В больничной школе нас знакомили с основами Зачистки. Мы все были преступниками, приговоренными к стиранию памяти и личности, чтобы начать все сначала. Дальнейший ход процесса закрепления обеспечивал специально установленный прибор, «Лево», который снимали по достижении нами двадцати одного года. Таким образом, Зачистка — это второй шанс, избавивший нас от тюрьмы или снявший с электрического стула.

Но в тюрьме, по крайней мере, знаешь, кто ты такой. На электрическом стуле, если совершил что-то особенно плохое, времени ни на что уже нет.

Кусаю губу.

— У тебя никогда не возникало желания узнать?

— Узнать что?

— Почему тебя зачистили.

— Нет. Если прошлое невыносимо, зачем его ворошить?

Я пожимаю плечами. Затем, что оно мое.

— Во всяком случае, теперь понятно, что случилось с твоими рисунками.

— Неужели?

— Их, должно быть, забрали охранники, когда ты выходила из больницы. Они там не хотят, чтобы кто-то знал, как выглядит доктор Ли-зандер или другие работники больницы и как там внутри все устроено. Это слишком опасно.

В голове смешивается все, что я когда-либо слышала: передававшиеся шепотом слухи, обрывки разговоров, долетавшие издалека громкие ночные звуки. Охранники и башни. Сгоревшие здания.

— Из-за террористов?

— Точно.

Эми выключает свет, и вскоре я слышу ее ровное дыхание. Она спит. Себастиан сворачивается у меня в ногах.
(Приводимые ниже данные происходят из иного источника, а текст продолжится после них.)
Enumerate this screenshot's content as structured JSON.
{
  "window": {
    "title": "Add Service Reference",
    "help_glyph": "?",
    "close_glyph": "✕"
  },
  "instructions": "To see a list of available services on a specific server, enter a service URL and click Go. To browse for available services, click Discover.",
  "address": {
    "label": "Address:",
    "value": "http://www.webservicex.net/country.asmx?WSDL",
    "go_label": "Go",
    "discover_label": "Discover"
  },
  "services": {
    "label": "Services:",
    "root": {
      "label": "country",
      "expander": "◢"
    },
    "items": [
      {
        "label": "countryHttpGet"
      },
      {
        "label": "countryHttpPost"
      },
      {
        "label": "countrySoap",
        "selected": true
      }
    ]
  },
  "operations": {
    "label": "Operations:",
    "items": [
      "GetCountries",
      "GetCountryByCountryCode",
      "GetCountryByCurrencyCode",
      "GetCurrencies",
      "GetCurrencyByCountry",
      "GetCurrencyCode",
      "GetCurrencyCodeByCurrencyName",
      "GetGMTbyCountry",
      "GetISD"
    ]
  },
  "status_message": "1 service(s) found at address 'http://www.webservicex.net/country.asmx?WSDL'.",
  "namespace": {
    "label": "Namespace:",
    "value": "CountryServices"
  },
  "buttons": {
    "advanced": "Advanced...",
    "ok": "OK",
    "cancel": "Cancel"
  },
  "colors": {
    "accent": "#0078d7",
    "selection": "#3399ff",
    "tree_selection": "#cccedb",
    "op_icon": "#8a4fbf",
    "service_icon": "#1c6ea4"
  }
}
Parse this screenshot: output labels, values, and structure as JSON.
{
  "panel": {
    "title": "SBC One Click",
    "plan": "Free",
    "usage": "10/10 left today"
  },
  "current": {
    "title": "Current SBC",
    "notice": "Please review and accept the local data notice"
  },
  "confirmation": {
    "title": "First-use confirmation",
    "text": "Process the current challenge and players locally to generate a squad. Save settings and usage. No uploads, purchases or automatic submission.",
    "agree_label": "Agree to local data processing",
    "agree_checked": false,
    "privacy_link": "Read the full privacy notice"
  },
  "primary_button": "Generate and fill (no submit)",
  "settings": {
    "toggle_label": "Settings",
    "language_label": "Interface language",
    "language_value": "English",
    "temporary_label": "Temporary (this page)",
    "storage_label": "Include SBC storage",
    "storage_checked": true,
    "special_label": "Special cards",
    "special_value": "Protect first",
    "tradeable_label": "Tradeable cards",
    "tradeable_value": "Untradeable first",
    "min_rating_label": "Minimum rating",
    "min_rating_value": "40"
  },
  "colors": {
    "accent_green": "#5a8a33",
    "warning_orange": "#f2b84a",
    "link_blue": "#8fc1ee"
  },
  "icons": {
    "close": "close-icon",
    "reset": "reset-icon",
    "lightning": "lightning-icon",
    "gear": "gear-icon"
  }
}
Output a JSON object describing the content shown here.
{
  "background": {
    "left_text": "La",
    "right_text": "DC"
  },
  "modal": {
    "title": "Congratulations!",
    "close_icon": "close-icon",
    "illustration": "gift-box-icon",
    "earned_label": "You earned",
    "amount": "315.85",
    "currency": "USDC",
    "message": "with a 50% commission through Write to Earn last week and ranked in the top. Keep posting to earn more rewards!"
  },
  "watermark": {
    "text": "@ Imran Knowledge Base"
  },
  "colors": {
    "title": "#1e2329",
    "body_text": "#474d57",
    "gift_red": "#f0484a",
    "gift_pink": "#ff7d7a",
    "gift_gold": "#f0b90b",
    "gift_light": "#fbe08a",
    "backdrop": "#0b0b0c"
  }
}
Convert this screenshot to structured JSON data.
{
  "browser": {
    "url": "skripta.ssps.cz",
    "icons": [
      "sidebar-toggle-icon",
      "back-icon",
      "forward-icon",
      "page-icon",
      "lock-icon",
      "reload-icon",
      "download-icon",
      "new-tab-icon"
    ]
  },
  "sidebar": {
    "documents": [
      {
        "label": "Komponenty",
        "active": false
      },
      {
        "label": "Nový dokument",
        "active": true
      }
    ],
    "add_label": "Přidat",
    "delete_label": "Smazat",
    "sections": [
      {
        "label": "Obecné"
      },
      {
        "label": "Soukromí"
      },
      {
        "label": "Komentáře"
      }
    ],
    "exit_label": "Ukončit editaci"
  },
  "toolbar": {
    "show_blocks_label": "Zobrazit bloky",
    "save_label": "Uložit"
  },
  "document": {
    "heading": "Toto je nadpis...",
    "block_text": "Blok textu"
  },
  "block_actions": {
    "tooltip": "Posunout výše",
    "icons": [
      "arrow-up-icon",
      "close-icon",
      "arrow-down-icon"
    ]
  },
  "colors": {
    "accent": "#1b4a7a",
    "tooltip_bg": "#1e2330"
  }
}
Итак. Доктор Лизандер — важная особа, и мои рисунки забрали, чтобы мир не увидел ее лица. И вот теперь я нарисовала ее снова. Может, стоит спрятать рисунок получше? Такого сходства у меня еще не получалось.

Хотя я и пользовалась не той рукой.

Я одна в каком-то тесном месте. Вокруг лес.

Темно, но в правой руке у меня фонарик.

Сижу, скрестив ноги, на полу. Здесь холодно и сыро. Хочется есть. Ноги затекли, и вытянуть их некуда, но это не важно. Листы лежат на коленях, прижатые какой-то деревяшкой. Карандаш летает по бумаге, исполняя известный только мне магический танец, создавая воображаемое место, такое далекое от этого в пространстве и времени. Место, в котором я хочу быть.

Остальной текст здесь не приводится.